Ma non è solo lo scontro politico a segnare l’attesa. Decisamente più preoccupanti sono gli aspetti tecnici e i vincoli con cui, per la prima volta nella storia della sanità piemontese, deve fare i conti lo strumento per la sua programmazione per gli anni a venire. La cornice che definisce e racchiude ciò di cui deve trattare il piano è la legge regionale 18 del 2007, ma è un’altra norma a preoccupare assai di più per gli stretti paletti che impone. Il decreto ministeriale 70 del 2015, più noto con il nome dell’allora ministro della Salute che ne fu l’artefice, Renato Balduzzi, fissa una serie di parametri che, nel caso della loro completa applicazione, porterebbero inevitabilmente a quella “riorganizzazione” della rete ospedaliera, che altro non sarebbe che una serie di tagli.

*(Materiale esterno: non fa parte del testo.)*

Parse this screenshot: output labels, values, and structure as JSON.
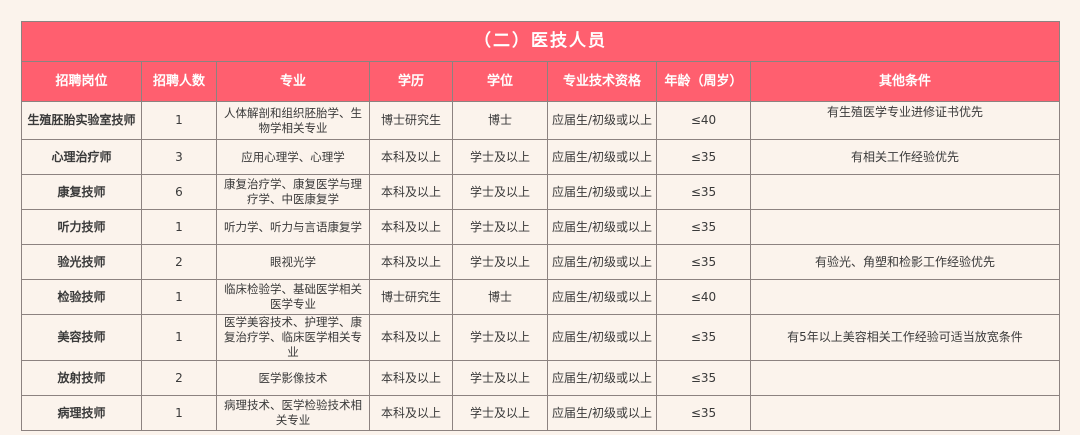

Già il Piemonte ne aveva subito un bel po’ con la famigerata delibera 1-600 attuata nel corso del piano di rientro, pagandone ancora oggi le conseguenze. Dai Pronto Soccorso alle emodinamiche, passando dai punti nascita ai piccoli ospedali, la mannaia di quella norma di dieci anni fa potrebbe calare pesantemente sul sistema sanitario piemontese. Probabile, quindi, che i tecnici ancora ieri fino a tarda sera alle prese con la bozza, abbiano cercato di realizzare l’ardua impresa di contemperare, un colpo al cerchio e uno alla botte, il rispetto quanto più possibile della legge Balduzzi con la necessità di mantenere tutti i servizi dentro quella stretta cornice.
Va detto che non tenere conto di quella norma, da molti ritenuta eccessivamente restrittiva e non più adeguata alle attuali esigenze, avrebbe tra gli effetti un abbassamento nella valutazione dei Lea, i livelli essenziali di assistenza, con la conseguenza di un taglio di qualcosa come 50 milioni all’anno del fondo sanitario destinato al Piemonte. Più che un piano, insomma, sembra la mappa di un sentiero stretto e disseminato di tagliole. Un terreno su cui muoversi con prudenza e senza enfasi. Le scivolate sono sempre in agguato, tanto più se si marcia al passo dell’oca.